Assist Prof Dr Teshome bekele Dagne | Human machine Award | Best Researcher Award |

Assist Prof Dr. Teshome bekele Dagne, Human machine Award, Best Researcher Award.

Teshome bekele Dagne at Wolkite University, Ethiopia

Assistant Prof Dr. Teshome Bekele Dagne is an industrial engineer from Bishoftu, Ethiopia, with a Ph.D. in Industrial Engineering and Management from the National Taiwan University of Science and Technology. He has accreditation in Data Science and Analytics as well as Human Factor Engineering from the same university. Teshome has certifications in various fields, including data science, human factor engineering, and conferences on logistics, engineering, CSR, and sustainability development. He has teaching experience at National Taiwan University of Science and Technology and industrial working experience. His research work includes projects on intelligent control systems for energy conservation and human-robot collaboration.

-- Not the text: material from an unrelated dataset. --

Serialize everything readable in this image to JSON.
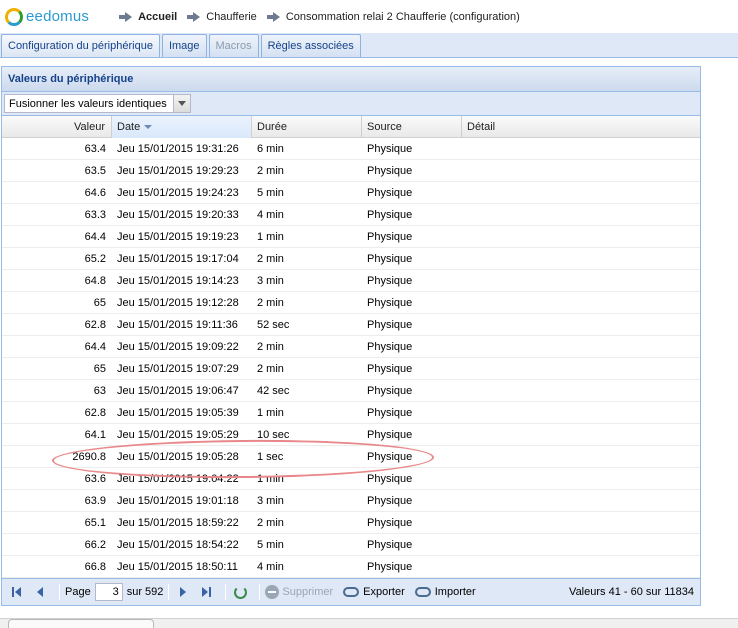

Teshome is interested in sustainable industrial production systems.

Profile:

Education:

Teshome Bekele Dagne holds a Ph.D. in Industrial Engineering and Management from the National Taiwan University of Science and Technology, Taipei, Taiwan.

Professional Experience:

Teshome has teaching experience at National Taiwan University of Science and Technology, Taipei, Taiwan, and industrial working experience.

Research Interest:

His research focuses on intelligent control systems for energy conservation and human-robot collaboration, with an interest in sustainable industrial production systems.

Publication Top Noted:

Bilayer stochastic optimization model for smart energy conservation systems” in Energy, 247, 123502.

Balancing thermal comfort and energy conservation–A multi-objective optimization model for controlling air-condition and mechanical ventilation systems” in Building and Environment, 109237.

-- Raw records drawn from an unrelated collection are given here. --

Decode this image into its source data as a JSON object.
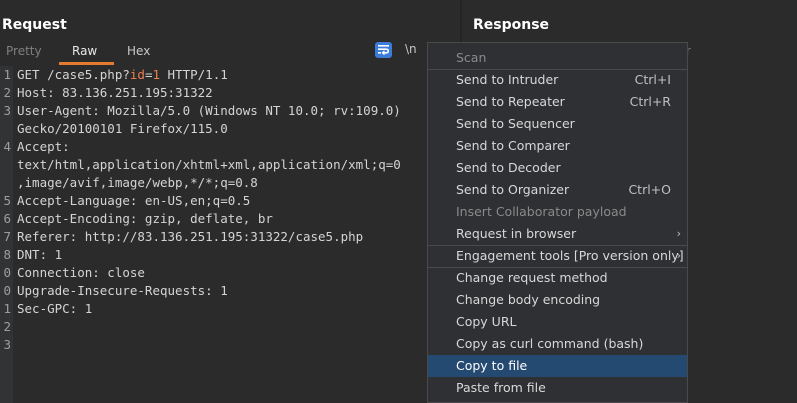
{
  "request": {
    "title": "Request",
    "tabs": [
      "Pretty",
      "Raw",
      "Hex"
    ],
    "newline_label": "\\n",
    "lines": [
      {
        "num": "1",
        "pre": "GET /case5.php?",
        "param": "id",
        "eq": "=",
        "val": "1",
        "post": " HTTP/1.1"
      },
      {
        "num": "2",
        "text": "Host: 83.136.251.195:31322"
      },
      {
        "num": "3",
        "text": "User-Agent: Mozilla/5.0 (Windows NT 10.0; rv:109.0)"
      },
      {
        "num": "",
        "text": "Gecko/20100101 Firefox/115.0"
      },
      {
        "num": "4",
        "text": "Accept:"
      },
      {
        "num": "",
        "text": "text/html,application/xhtml+xml,application/xml;q=0"
      },
      {
        "num": "",
        "text": ",image/avif,image/webp,*/*;q=0.8"
      },
      {
        "num": "5",
        "text": "Accept-Language: en-US,en;q=0.5"
      },
      {
        "num": "6",
        "text": "Accept-Encoding: gzip, deflate, br"
      },
      {
        "num": "7",
        "text": "Referer: http://83.136.251.195:31322/case5.php"
      },
      {
        "num": "8",
        "text": "DNT: 1"
      },
      {
        "num": "0",
        "text": "Connection: close"
      },
      {
        "num": "0",
        "text": "Upgrade-Insecure-Requests: 1"
      },
      {
        "num": "1",
        "text": "Sec-GPC: 1"
      },
      {
        "num": "2",
        "text": ""
      },
      {
        "num": "3",
        "text": ""
      }
    ]
  },
  "response": {
    "title": "Response",
    "partial_tab": "r"
  },
  "context_menu": {
    "items": [
      {
        "label": "Scan",
        "shortcut": "",
        "disabled": true
      },
      {
        "sep": true
      },
      {
        "label": "Send to Intruder",
        "shortcut": "Ctrl+I"
      },
      {
        "label": "Send to Repeater",
        "shortcut": "Ctrl+R"
      },
      {
        "label": "Send to Sequencer",
        "shortcut": ""
      },
      {
        "label": "Send to Comparer",
        "shortcut": ""
      },
      {
        "label": "Send to Decoder",
        "shortcut": ""
      },
      {
        "label": "Send to Organizer",
        "shortcut": "Ctrl+O"
      },
      {
        "label": "Insert Collaborator payload",
        "shortcut": "",
        "disabled": true
      },
      {
        "label": "Request in browser",
        "shortcut": "",
        "submenu": true
      },
      {
        "sep": true
      },
      {
        "label": "Engagement tools [Pro version only]",
        "shortcut": "",
        "submenu": true
      },
      {
        "sep": true
      },
      {
        "label": "Change request method",
        "shortcut": ""
      },
      {
        "label": "Change body encoding",
        "shortcut": ""
      },
      {
        "label": "Copy URL",
        "shortcut": ""
      },
      {
        "label": "Copy as curl command (bash)",
        "shortcut": ""
      },
      {
        "label": "Copy to file",
        "shortcut": "",
        "selected": true
      },
      {
        "label": "Paste from file",
        "shortcut": ""
      }
    ]
  },
  "colors": {
    "accent": "#e57b31",
    "param_highlight": "#ec7f4e",
    "selection": "#254a72",
    "wrap_button": "#3b7dd8"
  }
}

Intelligent control for energy conservation of air conditioning system in manufacturing systems” in Energy Reports, 7, 2125-2137.

Data-driven optimization control of industrial building for energy conservation adapting to environmental dynamics.”

Adaptive indoor temperature design scheme for balancing thermal comfort and task performance.”

Data-driven stochastic optimization for energy conservation of manufacturing systems.”

Optimized control for energy saving of industrial air-conditioning systems” presented at the 2nd international symposium on engineering and technology (TSCT 2020).